La Chronique Agora

Nouveau capitalisme… vieilles sottises

** Nous continuons de penser à cette idée de capitalisme d’une Nouvelle Ere. Dans l’ancienne version du capitalisme, les propriétaires étaient radins. Leur idée, c’était d’exploiter la main d’œuvre… pas de se faire exploiter par elle. Mais ça a changé aussi. Les capitalistes semblent avoir perdu la tête ; ils pensent que le Zoo-capitalisme n’a que de bons côtés. Et puisqu’il n’y a que de bons côtés, il n’y a pas de raisons de s’inquiéter des mauvais. Contrôle des coûts ? Bah, tout le monde va s’enrichir — pourquoi se donner la peine d’être un grippe-sou ? Ils placent également une confiance démesurée dans l’argent et les compensations financières. Ils pensent donc qu’en payant grassement des dirigeants… ou des gestionnaires financiers… ils obtiendront des rendements spectaculaires. Donnez aux dirigeants des stock options géantes, pensent-ils, et ils feront de gros profits. De même, donnez un gros pourcentage des gains aux gestionnaires de hedge funds… et ils feront de gros gains.

* Du point de vue purement logique, cela semble absurde. Si un dirigeant n’arrive pas à faire des profits avec un salaire d’un million de dollars par an, comment y parviendra-t-il avec deux millions de dollars ? Et pourquoi les gestionnaires compétents devraient-ils être payés beaucoup plus cher qu’avant l’avènement de la Nouvelle Ere ? Toutes les générations doivent avoir un certain nombre de gestionnaires compétents ; si les salaires n’étaient que d’un million de dollars par an, plutôt que 10, que feraient-ils ? …routiers ?

* Et les gestionnaires de hedge funds… ou les autres professionnels de la finance ? Même si leurs salaires étaient divisés par deux, ils ne changeraient probablement pas de profession pour devenir cuisiniers de fast-food.

* Toute l’idée du Nouveau Capitalisme n’est qu’une escroquerie. On ne peut pas abandonner le bon sens et les critères de prudence simplement parce qu’un fêlé vous annonce que le nouveau marché libre vous rendra riche. Le vieux marché libre peut vous rendre riche, mais pas si vous ignorez les anciennes règles qui l’accompagnent.

** Pour terminer, un lecteur nous écrit :

* "J’apprécie vraiment vos Chroniques, et je les attends avec impatience tous les jours. J’aimerais vous raconter une petite histoire sur le roi Canute.

* "Loin d’être un idiot, Canute était en fait considéré comme un roi sage et bienveillant.
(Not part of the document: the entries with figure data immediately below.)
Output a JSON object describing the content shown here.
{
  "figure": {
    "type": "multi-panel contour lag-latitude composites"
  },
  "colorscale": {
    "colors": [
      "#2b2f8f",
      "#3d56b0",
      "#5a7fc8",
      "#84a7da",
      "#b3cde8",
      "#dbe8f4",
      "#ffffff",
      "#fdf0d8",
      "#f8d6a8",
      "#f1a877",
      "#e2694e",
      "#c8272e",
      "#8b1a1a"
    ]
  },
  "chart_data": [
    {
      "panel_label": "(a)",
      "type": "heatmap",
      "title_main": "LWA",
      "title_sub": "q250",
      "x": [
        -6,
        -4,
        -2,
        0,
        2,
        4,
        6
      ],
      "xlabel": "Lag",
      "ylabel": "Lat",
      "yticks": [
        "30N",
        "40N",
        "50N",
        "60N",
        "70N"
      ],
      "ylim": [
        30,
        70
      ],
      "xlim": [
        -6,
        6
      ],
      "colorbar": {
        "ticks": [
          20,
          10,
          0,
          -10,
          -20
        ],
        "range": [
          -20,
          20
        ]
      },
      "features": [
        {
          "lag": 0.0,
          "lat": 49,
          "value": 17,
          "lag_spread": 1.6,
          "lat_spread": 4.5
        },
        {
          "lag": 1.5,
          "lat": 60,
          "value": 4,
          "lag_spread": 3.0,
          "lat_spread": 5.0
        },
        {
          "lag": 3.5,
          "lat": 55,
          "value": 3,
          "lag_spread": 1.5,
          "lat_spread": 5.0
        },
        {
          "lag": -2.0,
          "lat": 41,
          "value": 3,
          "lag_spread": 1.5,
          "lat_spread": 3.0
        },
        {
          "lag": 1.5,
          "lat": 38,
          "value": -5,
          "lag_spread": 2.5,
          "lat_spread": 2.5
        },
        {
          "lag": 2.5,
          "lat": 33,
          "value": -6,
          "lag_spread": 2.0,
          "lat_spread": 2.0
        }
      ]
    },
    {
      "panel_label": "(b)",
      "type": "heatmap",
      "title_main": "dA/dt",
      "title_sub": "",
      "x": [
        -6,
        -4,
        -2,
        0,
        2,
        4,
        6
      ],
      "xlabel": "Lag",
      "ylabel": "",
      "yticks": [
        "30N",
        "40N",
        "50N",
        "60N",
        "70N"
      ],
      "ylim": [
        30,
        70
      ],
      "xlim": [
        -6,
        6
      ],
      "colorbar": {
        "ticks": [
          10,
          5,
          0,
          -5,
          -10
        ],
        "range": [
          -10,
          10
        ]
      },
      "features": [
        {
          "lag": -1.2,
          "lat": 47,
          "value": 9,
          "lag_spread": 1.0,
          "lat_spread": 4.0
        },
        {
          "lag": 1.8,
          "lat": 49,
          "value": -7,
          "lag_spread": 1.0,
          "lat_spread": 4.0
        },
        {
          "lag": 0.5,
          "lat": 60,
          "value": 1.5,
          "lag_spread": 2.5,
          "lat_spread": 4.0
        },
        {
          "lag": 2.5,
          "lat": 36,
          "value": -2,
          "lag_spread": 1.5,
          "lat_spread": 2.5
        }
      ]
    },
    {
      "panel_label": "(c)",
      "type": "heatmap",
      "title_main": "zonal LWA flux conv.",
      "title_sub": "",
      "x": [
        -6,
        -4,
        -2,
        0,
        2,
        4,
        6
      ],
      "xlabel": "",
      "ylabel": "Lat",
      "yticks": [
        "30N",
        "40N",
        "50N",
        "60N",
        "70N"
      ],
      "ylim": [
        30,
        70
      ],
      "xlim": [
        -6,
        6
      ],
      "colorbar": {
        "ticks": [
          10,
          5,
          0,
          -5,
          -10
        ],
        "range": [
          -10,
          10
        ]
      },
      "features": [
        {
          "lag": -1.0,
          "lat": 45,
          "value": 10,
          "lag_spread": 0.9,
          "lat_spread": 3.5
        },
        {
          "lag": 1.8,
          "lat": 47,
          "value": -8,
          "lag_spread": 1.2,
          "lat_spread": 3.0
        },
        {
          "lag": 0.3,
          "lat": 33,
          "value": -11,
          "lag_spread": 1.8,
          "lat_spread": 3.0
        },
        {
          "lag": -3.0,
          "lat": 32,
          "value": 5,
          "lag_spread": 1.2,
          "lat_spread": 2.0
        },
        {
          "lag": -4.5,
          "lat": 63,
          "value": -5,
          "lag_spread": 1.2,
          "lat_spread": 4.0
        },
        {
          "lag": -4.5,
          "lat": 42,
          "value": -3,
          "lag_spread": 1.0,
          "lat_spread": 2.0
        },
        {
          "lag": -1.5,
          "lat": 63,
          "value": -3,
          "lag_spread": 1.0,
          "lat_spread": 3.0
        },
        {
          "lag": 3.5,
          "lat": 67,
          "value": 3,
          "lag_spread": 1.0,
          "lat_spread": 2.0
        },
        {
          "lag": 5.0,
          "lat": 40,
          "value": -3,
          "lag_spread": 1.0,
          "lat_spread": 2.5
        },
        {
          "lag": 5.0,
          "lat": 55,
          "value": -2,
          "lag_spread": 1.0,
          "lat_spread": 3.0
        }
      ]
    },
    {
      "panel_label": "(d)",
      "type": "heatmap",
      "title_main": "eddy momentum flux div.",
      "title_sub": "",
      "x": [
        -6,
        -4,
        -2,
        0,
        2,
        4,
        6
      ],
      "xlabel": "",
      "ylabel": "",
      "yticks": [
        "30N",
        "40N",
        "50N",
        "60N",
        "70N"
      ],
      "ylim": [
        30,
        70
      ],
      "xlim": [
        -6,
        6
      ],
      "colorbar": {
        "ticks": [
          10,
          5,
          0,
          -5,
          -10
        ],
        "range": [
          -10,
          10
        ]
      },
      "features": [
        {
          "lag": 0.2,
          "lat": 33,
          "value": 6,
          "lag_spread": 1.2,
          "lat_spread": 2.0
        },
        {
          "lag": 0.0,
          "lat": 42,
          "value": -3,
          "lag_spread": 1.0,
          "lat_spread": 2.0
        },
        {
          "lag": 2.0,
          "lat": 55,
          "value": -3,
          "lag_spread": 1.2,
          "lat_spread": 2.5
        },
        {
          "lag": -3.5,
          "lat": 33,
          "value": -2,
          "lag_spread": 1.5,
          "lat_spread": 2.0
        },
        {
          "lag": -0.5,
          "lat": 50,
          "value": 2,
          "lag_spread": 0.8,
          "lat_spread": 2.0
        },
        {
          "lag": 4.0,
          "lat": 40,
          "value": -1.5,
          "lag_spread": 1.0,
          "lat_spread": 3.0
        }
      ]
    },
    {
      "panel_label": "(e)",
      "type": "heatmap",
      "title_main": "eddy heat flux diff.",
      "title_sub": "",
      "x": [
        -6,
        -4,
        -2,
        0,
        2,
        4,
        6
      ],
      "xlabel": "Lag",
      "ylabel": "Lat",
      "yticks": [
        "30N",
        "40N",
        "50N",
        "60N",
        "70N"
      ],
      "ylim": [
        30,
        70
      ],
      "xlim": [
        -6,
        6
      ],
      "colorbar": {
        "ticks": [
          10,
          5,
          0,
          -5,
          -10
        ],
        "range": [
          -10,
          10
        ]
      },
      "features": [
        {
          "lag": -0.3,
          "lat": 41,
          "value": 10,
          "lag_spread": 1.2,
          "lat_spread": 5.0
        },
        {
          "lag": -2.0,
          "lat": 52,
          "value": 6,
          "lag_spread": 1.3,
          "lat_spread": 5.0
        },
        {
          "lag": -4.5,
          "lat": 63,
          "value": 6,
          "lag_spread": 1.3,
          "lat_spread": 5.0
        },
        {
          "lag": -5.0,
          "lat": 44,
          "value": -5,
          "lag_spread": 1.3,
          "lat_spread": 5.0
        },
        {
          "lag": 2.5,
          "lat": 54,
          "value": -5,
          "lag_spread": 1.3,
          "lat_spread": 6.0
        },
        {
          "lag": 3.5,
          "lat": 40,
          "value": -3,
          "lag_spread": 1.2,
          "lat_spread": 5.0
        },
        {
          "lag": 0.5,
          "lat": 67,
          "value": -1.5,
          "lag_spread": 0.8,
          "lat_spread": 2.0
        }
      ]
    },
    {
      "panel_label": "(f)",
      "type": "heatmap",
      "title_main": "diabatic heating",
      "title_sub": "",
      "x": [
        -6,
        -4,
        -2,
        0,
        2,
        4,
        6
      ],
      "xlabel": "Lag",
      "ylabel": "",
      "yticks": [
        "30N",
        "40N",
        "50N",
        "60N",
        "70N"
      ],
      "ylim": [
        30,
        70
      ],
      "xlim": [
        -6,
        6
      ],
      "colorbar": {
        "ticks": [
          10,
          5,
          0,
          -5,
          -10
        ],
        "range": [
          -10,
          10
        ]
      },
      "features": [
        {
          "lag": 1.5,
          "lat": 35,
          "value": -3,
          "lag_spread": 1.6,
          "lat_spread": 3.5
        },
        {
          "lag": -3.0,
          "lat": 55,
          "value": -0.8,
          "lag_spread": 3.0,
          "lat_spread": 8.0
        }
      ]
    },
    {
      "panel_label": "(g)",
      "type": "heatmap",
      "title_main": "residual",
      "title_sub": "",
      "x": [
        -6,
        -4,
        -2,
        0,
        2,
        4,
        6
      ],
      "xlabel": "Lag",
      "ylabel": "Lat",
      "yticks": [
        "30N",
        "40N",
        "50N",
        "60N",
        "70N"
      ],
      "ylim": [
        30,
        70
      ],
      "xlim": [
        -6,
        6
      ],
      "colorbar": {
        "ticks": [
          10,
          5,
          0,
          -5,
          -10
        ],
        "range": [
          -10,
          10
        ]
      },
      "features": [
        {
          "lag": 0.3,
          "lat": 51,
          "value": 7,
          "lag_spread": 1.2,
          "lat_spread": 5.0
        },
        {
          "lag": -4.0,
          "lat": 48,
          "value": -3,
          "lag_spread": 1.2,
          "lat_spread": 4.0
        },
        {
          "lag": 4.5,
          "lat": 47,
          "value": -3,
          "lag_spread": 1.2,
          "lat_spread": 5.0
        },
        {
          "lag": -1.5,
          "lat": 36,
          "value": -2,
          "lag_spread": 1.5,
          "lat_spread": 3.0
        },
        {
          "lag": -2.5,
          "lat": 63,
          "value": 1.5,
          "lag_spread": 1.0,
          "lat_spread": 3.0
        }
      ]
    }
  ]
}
Son empire couvrait une bonne partie de la Scandinavie, du nord de la France et de l’Angleterre. Grâce à une devise commune (basée sur du métal, bien entendu) et des échanges relativement libres, il a considérablement développé l’économie anglaise. En signant en 1016 un accord avec Edmond "Côte-de-Fer", qui était alors roi d’Angleterre, précisant qu’ils règneraient ensemble jusqu’à ce que l’un d’entre eux meure (Edmond était gravement blessé à l’époque, suite à une bataille), il évita un bain de sang. Mais il reste le mythe…"

* "On raconte toujours l’histoire de Canute comme si, faisant étalage de son arrogance, il s’était rué dans les vagues en ordonnant à la marée de se retirer. En fait, c’est l’inverse qui s’est passé. Canute, lassé des flatteries et des attentes irréalistes de sa cour, mit son trône dans le sable, et demanda à la marée de se retirer".

* "Evidemment, la mer continua de monter ; il se tourna donc vers ses courtisans et leur expliqua qu’il y a une limite à tout — même aux pouvoirs d’un roi. Je pense que c’était une excellente leçon de choses, bien expliquée".

* "Une fois encore, j’apprécie vraiment vos écrits ; je me demandais si vous ne pourriez pas corriger cette mauvaise lecture de l’histoire de Canute, d’autant que la véritable histoire semble particulièrement appropriée à la situation actuelle, notamment en ce qui concerne les prêts subprime. Tous les courtisans — les banques, les médias, les garants obligataires, les débiteurs noyés sous les dettes — s’attendent à ce que le ‘roi’ (Bernanke ? Paulson ? Bush ?) fasse refluer la marée. Mais vous savez aussi bien que moi que cela ne peut pas arriver."